Diante dos dados classificados como alarmantes, as instituições participantes do estudo publicaram uma nota técnica com uma a série de medidas para acabar com a contaminação dos peixes. A principal recomendação é garantir a erradicação de garimpos ilegais de ouro, bem como desmatamento e queimadas.

“O mercúrio é uma substância de larga permanência, ele fica por décadas nos ambientes e organismos. Por isso, precisamos criar orientações nutricionais de recomendação de alimentação de pescado seguro, as autoridades precisam fiscalizar os garimpos e precisamos fiscalizar, notificar e entender melhor os casos de contaminação por mercúrio. Ainda carecemos de muitos dados e estatísticas oficiais sobre este problema”, pontua Paulo Basta.

Pesquisa

O levantamento foi realizado de março de 2021 a setembro de 2022 e levou em consideração a estimativa de consumo de pescado por pessoa no relatório sobre o consumo de pescado na região amazônica do Brasil, com média per capita de 100 gramas de pescado por dia em ambientes urbanos. Foram avaliados ainda, o cálculo da razão de risco (RR), que indica o potencial de danos à saúde provocado pelo consumo do pescado contaminado e a avaliação de risco à saúde.
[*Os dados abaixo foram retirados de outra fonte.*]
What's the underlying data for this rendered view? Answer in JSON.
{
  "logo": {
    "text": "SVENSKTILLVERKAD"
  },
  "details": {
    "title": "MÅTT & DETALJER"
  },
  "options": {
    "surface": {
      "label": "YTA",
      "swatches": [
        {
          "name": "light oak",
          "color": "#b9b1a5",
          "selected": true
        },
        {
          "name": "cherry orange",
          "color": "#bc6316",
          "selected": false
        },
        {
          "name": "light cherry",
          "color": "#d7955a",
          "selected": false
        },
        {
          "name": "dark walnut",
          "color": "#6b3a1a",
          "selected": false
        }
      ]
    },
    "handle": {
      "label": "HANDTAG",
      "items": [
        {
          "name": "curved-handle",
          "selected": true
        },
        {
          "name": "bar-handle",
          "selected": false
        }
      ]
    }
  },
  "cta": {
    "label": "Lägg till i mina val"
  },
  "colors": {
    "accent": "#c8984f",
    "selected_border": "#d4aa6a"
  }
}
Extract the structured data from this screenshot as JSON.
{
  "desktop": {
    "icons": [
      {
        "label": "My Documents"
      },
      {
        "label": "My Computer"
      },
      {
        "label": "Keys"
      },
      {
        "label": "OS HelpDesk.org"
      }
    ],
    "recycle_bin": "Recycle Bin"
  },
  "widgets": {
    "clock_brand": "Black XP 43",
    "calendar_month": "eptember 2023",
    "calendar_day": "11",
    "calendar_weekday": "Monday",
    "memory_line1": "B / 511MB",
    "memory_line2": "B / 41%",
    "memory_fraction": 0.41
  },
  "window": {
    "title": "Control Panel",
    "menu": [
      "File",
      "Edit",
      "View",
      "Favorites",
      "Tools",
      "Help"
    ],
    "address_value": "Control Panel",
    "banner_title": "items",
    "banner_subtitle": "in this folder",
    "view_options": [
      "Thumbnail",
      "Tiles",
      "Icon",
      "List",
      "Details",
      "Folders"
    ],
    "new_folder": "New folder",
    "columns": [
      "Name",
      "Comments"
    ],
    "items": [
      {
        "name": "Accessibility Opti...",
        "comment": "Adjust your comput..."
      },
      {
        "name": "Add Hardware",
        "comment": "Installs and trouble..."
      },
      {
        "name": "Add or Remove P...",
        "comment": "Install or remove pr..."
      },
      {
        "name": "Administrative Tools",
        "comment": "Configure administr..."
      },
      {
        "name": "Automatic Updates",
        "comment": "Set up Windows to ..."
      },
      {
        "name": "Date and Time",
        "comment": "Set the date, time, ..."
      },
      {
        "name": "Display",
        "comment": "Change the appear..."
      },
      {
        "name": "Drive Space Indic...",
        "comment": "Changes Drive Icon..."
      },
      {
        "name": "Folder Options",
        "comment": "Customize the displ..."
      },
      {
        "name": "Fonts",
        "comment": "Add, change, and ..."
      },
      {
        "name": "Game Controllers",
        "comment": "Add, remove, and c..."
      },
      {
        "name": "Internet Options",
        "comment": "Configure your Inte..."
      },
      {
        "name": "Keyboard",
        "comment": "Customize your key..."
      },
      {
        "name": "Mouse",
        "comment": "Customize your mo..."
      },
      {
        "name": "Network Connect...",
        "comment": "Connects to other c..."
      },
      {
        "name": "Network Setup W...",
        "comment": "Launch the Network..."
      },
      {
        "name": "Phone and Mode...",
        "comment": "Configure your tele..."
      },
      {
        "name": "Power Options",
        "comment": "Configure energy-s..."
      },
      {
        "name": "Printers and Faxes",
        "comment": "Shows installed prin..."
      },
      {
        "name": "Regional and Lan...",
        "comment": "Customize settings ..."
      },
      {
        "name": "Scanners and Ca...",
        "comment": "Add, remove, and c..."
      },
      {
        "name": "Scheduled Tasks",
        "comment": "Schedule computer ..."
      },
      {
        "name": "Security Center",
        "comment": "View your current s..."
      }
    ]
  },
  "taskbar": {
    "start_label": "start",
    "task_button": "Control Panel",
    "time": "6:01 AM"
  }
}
Dos 1.010 peixes pesquisados estavam espécies com grande apelo regional, como tambaqui, curimatá, pacu, jaraqui, trairão, tucunaré, pirapitinga e dourada.

Do total geral da amostra, 110 eram peixes herbívoros, 130 detritívoros, 286 onívoros e 484 carnívoros. Os carnívoros apresentaram níveis de contaminação maiores que as espécies não-carnívoras, o índice foi 14 vezes maior.